Pareceu-me, desde o início, uma curiosa coincidência que a visita de Ratzinger acontecesse no ano do centenário da implantação da República.
Não estava enganado. Logo no discurso de chegada, Ratzinger afirmou que «a viragem republicana (...) abriu, na distinção entre Igreja e Estado, um espaço novo de liberdade para a Igreja, que as duas Concordatas de 1940 e 2004 formalizariam».
À primeira vista, palavras de aceitação da separação de 1911, e portanto de apaziguamento. No entanto, Ratzinger omite (mas não ignora, certamente) que a ICAR de há cem anos resistiu a esse «espaço de liberdade» trazido pelo fim da funcionalização pública dos sacerdotes, pela «civilização» do registo de nascimentos, casamentos e mortes, e pela laicização do ensino. Resistiu porque preferia ser menos livre mas privilegiada como a monarquia garantia, do que mais livre mas igual às outra confissões religiosas, como a República pretendia. Enfim, ambiguidades.

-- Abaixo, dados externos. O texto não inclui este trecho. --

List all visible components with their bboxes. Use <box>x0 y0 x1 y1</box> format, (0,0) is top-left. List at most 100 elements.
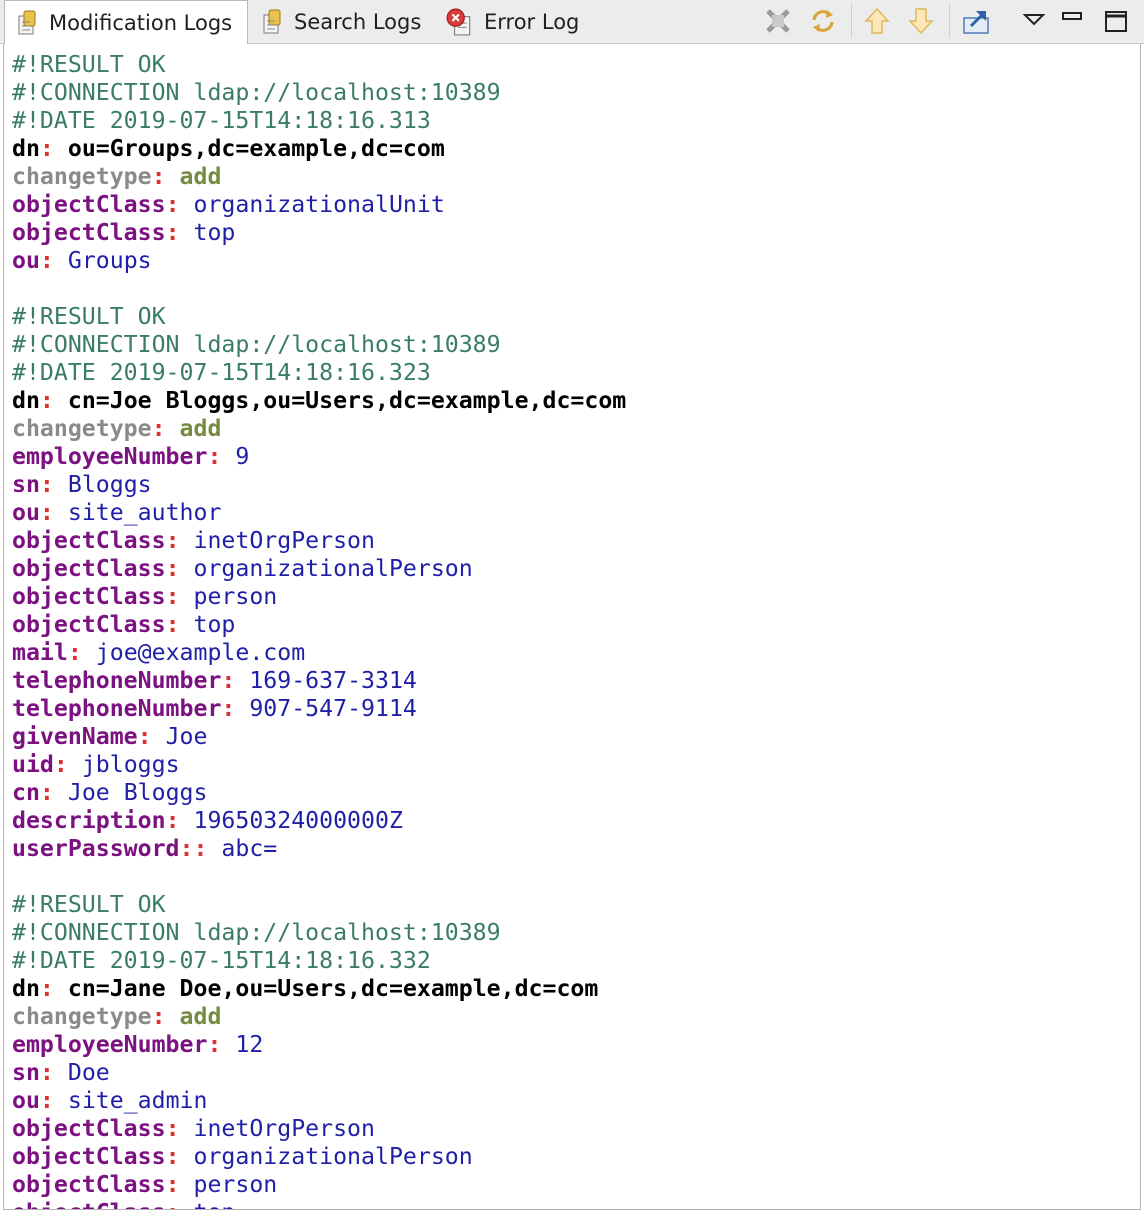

Onde a pintura fica um bocado borrada é com a referência às Concordatas. Que garantem «liberdades» à ICAR, sem dúvida. Mas sacrificando a laicidade, e portanto a liberdade de todos. E sacrificando mesmo a liberdade dos próprios católicos, que não se puderam divorciar entre 1940 e 1975 justamente por causa da Concordata de 1940.
Finalmente, dizer que «o que divide é o valor dado à problemática do sentido e a sua implicação na vida pública» é justíssimo. O sentido que cada indivíduo dá à sua vida, a transcendência e as crenças, não têm papel na vida pública. As problemáticas que têm sentido e devem implicar na vida pública são aquelas a que todos temos a certeza de poder responder (como construir mais uma ponte ou subir os impostos).
Ah, e citar Cerejeira foi de mau gosto. Dispensava-se.
2 comentários :
Claro, a agenda do papa condicionada pelo centenário da república dá vontade de rir...
Quando chega o 5 de outubro o que nos é dado a ver sao as multidoes que se acotovelam munidas de barretes frígios e fervor anti-clerical. De resto para uma religiao supostamente com prazo de validade bem próximo o primeiro dia da visita papal nao correu nada mal heim? -)
Parece não ser essa a opinião do Ratzinger, Pedro.